De cette manière, l’autopartage en entreprise améliore et booste la marque employeur, en renvoyant une image de l’entreprise renouvelée et dans la bonne tendance. “On note l’apparition de packages mobilité qui remplacent les simples véhicules de fonction. Au lieu du gros SUV habituellement proposé, on propose un plus petit véhicule associé a un crédit mobilité autopartage multimodal, billet de trains etc.” explique Alexandre Fournier. Et selon les besoins du salarié, le véhicule de fonction peut tout simplement être remplacé par le crédit mobilité. Cette nouvelle offre de mobilité participe à la fois à la rétention des talents et rend les package proposés encore plus attractifs. “C’est un nouveau service offert par l’employeur, un peu comme une salle de gym” détaille Aude Launay.

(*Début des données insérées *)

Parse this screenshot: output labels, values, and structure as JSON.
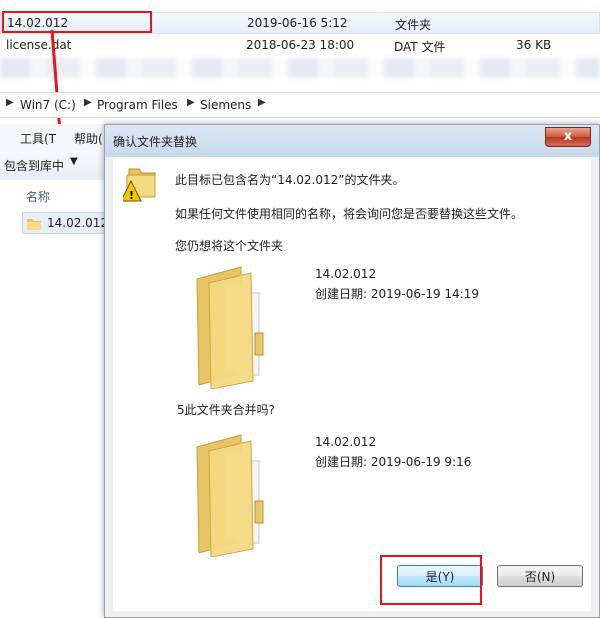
{
  "file_list": {
    "rows": [
      {
        "name": "14.02.012",
        "date": "2019-06-16 5:12",
        "type": "文件夹",
        "size": ""
      },
      {
        "name": "license.dat",
        "date": "2018-06-23 18:00",
        "type": "DAT 文件",
        "size": "36 KB"
      }
    ]
  },
  "address_bar": {
    "crumbs": [
      "Win7 (C:)",
      "Program Files",
      "Siemens"
    ]
  },
  "explorer": {
    "menu_tools": "工具(T",
    "menu_help": "帮助(",
    "toolbar_include": "包含到库中",
    "column_name": "名称",
    "folder_item": "14.02.012"
  },
  "dialog": {
    "title": "确认文件夹替换",
    "close_glyph": "x",
    "message_main": "此目标已包含名为“14.02.012”的文件夹。",
    "message_detail": "如果任何文件使用相同的名称，将会询问您是否要替换这些文件。",
    "message_question": "您仍想将这个文件夹",
    "existing": {
      "name": "14.02.012",
      "created": "创建日期: 2019-06-19 14:19"
    },
    "merge_question": "5此文件夹合并吗?",
    "incoming": {
      "name": "14.02.012",
      "created": "创建日期: 2019-06-19 9:16"
    },
    "yes_button": "是(Y)",
    "no_button": "否(N)"
  },
  "colors": {
    "highlight": "#e8141b",
    "folder_yellow": "#f3d27a",
    "dialog_title_bg": "#c8d8ec"
  }
}
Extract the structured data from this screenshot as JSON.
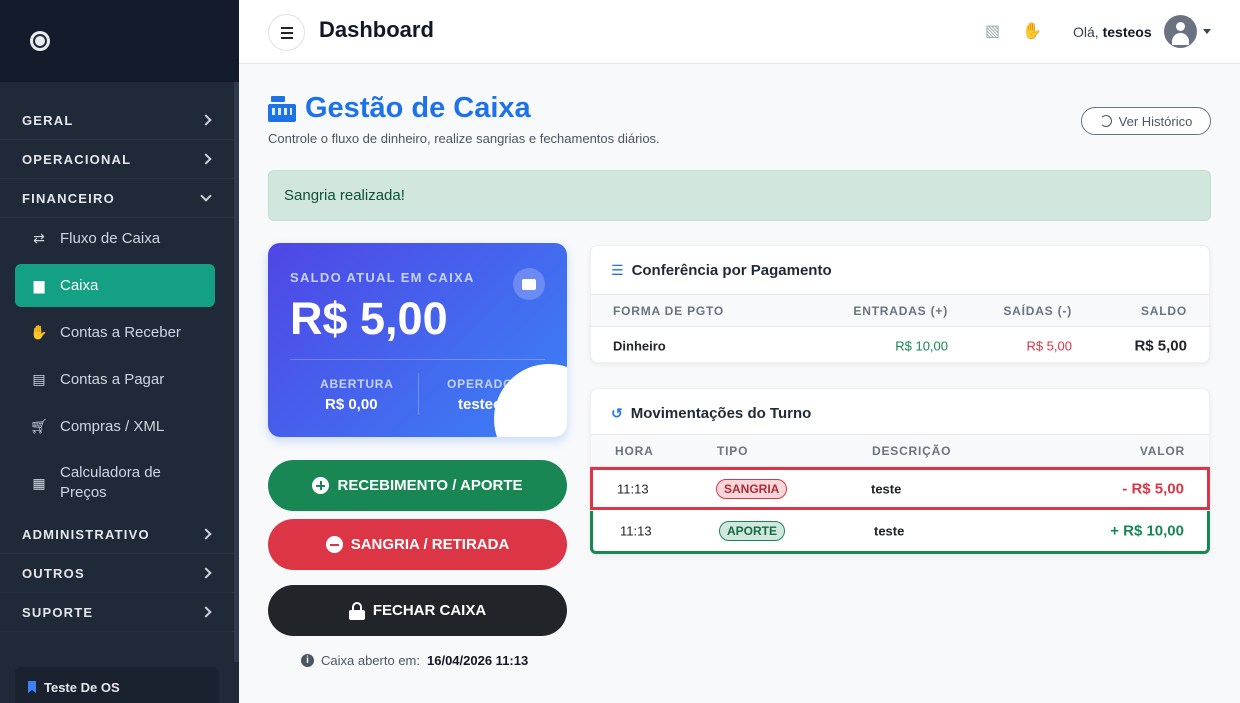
{
  "colors": {
    "sidebar_bg": "#1f2937",
    "active_item": "#14a085",
    "primary": "#1d72e8",
    "success": "#198754",
    "danger": "#dc3545",
    "dark": "#212529"
  },
  "sidebar": {
    "sections_top": [
      {
        "label": "GERAL",
        "icon": "chevron-right-icon"
      },
      {
        "label": "OPERACIONAL",
        "icon": "chevron-right-icon"
      },
      {
        "label": "FINANCEIRO",
        "icon": "chevron-down-icon"
      }
    ],
    "financeiro_items": [
      {
        "label": "Fluxo de Caixa",
        "icon": "exchange-icon"
      },
      {
        "label": "Caixa",
        "icon": "cash-register-icon",
        "active": true
      },
      {
        "label": "Contas a Receber",
        "icon": "hand-money-icon"
      },
      {
        "label": "Contas a Pagar",
        "icon": "invoice-icon"
      },
      {
        "label": "Compras / XML",
        "icon": "cart-icon"
      },
      {
        "label": "Calculadora de Preços",
        "icon": "calculator-icon"
      }
    ],
    "sections_bottom": [
      {
        "label": "ADMINISTRATIVO",
        "icon": "chevron-right-icon"
      },
      {
        "label": "OUTROS",
        "icon": "chevron-right-icon"
      },
      {
        "label": "SUPORTE",
        "icon": "chevron-right-icon"
      }
    ],
    "footer": "Teste De OS"
  },
  "topbar": {
    "title": "Dashboard",
    "greeting": "Olá,",
    "username": "testeos"
  },
  "page": {
    "title": "Gestão de Caixa",
    "subtitle": "Controle o fluxo de dinheiro, realize sangrias e fechamentos diários.",
    "history_button": "Ver Histórico",
    "alert": "Sangria realizada!"
  },
  "balance": {
    "label": "SALDO ATUAL EM CAIXA",
    "value": "R$ 5,00",
    "opening_label": "ABERTURA",
    "opening_value": "R$ 0,00",
    "operator_label": "OPERADOR",
    "operator_value": "testeos"
  },
  "actions": {
    "receive": "RECEBIMENTO / APORTE",
    "withdraw": "SANGRIA / RETIRADA",
    "close": "FECHAR CAIXA",
    "opened_label": "Caixa aberto em:",
    "opened_at": "16/04/2026 11:13"
  },
  "conferencia": {
    "title": "Conferência por Pagamento",
    "headers": [
      "FORMA DE PGTO",
      "ENTRADAS (+)",
      "SAÍDAS (-)",
      "SALDO"
    ],
    "rows": [
      {
        "forma": "Dinheiro",
        "entradas": "R$ 10,00",
        "saidas": "R$ 5,00",
        "saldo": "R$ 5,00"
      }
    ]
  },
  "movimentacoes": {
    "title": "Movimentações do Turno",
    "headers": [
      "HORA",
      "TIPO",
      "DESCRIÇÃO",
      "VALOR"
    ],
    "rows": [
      {
        "hora": "11:13",
        "tipo": "SANGRIA",
        "descricao": "teste",
        "valor": "- R$ 5,00"
      },
      {
        "hora": "11:13",
        "tipo": "APORTE",
        "descricao": "teste",
        "valor": "+ R$ 10,00"
      }
    ]
  }
}
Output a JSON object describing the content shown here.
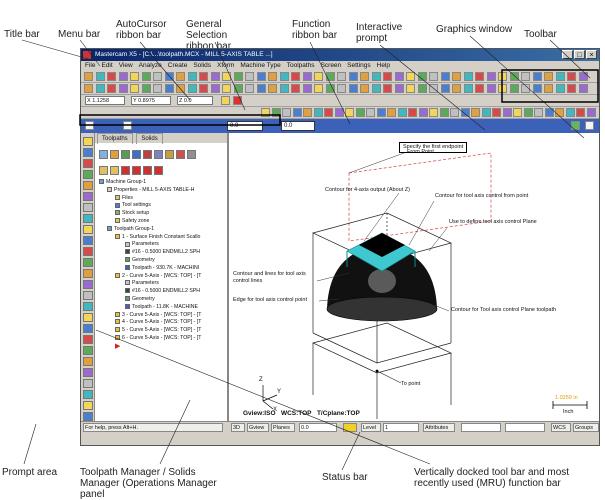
{
  "callouts": {
    "title_bar": "Title bar",
    "menu_bar": "Menu bar",
    "autocursor": "AutoCursor ribbon bar",
    "general_selection": "General Selection ribbon bar",
    "function_ribbon": "Function ribbon bar",
    "interactive_prompt": "Interactive prompt",
    "graphics_window": "Graphics window",
    "toolbar": "Toolbar",
    "prompt_area": "Prompt area",
    "toolpath_manager": "Toolpath Manager / Solids Manager (Operations Manager panel",
    "status_bar": "Status bar",
    "vertical_dock": "Vertically docked tool bar and most recently used (MRU) function bar"
  },
  "window": {
    "title": "Mastercam X5 - [C:\\...\\toolpath.MCX - MILL 5-AXIS TABLE ...]",
    "buttons": [
      "_",
      "□",
      "×"
    ]
  },
  "menu": [
    "File",
    "Edit",
    "View",
    "Analyze",
    "Create",
    "Solids",
    "Xform",
    "Machine Type",
    "Toolpaths",
    "Screen",
    "Settings",
    "Help"
  ],
  "autocursor": {
    "x": "X 1.1258",
    "y": "Y 0.8975",
    "z": "Z 0.0"
  },
  "selection_ribbon": {
    "field1": "0.0",
    "field2": "0.0"
  },
  "manager": {
    "tabs": [
      "Toolpaths",
      "Solids"
    ],
    "tree": [
      "Machine Group-1",
      "Properties - MILL 5-AXIS TABLE-H",
      "Files",
      "Tool settings",
      "Stock setup",
      "Safety zone",
      "Toolpath Group-1",
      "1 - Surface Finish Constant Scallo",
      "Parameters",
      "#16 - 0.5000 ENDMILL2 SPH",
      "Geometry",
      "Toolpath - 930.7K - MACHINI",
      "2 - Curve 5-Axis - [WCS: TOP] - [T",
      "Parameters",
      "#16 - 0.5000 ENDMILL2 SPH",
      "Geometry",
      "Toolpath - 11.8K - MACHINE",
      "3 - Curve 5-Axis - [WCS: TOP] - [T",
      "4 - Curve 5-Axis - [WCS: TOP] - [T",
      "5 - Curve 5-Axis - [WCS: TOP] - [T",
      "6 - Curve 5-Axis - [WCS: TOP] - [T"
    ]
  },
  "graphics": {
    "prompt_text": "Specify the first endpoint",
    "labels": {
      "from_point": "From Point",
      "contour_top": "Contour for 4-axis output (About Z)",
      "contour_from_point": "Contour for tool axis control from point",
      "define_plane": "Use to define tool axis control Plane",
      "contour_lines": "Contour and lines for tool axis control lines",
      "edge_point": "Edge for tool axis control point",
      "plane_toolpath": "Contour for Tool axis control Plane toolpath",
      "to_point": "To point"
    },
    "gview": "Gview:ISO",
    "wcs": "WCS:TOP",
    "tplane": "T/Cplane:TOP",
    "scale_value": "1.0259 in",
    "scale_unit": "Inch",
    "axis_z": "Z",
    "axis_y": "Y",
    "axis_x": "X"
  },
  "status": {
    "prompt": "For help, press Alt+H.",
    "d3": "3D",
    "gview": "Gview",
    "planes": "Planes",
    "z_value": "0.0",
    "level_value": "1",
    "attributes": "Attributes",
    "wcs": "WCS",
    "groups": "Groups",
    "level": "Level"
  }
}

Enfin, le concept de l’autopartage confère à l’entreprise un nouveau rôle inclusif. En effet le service d’autopartage est ouvert et accessible à tous, tout le temps. Il n’est pas uniquement réservé à une catégorie de personnes ce qui est notamment le principe de la voiture individuelle de fonction. Ainsi proposé de la même manière à tous les employés, l’autopartage participe à une politique RH plus inclusive. “L’idée est de s’appuyer sur les entreprises pour casser les automatismes. Certaines ont encore du mal à comprendre la valeur ajouté de cette pratique, car ça change leur modèle. Il faut de la souplesse mentale pour comprendre les bénéfices d’un tel changement”. L’entité entreprise ou collectivité, en diffusant ainsi des bonnes pratiques en matière de mobilité, parle également aux citoyens qui la compose. Elle devient alors vecteur du changement de mobilité des salariés.
Et ça n’est pas par hasard qu’on constate chez Mobility Tech Green « beaucoup de nouvelles demandes pendant le confinement sur mise en place de l’autopartage, notamment des PME et ETI ».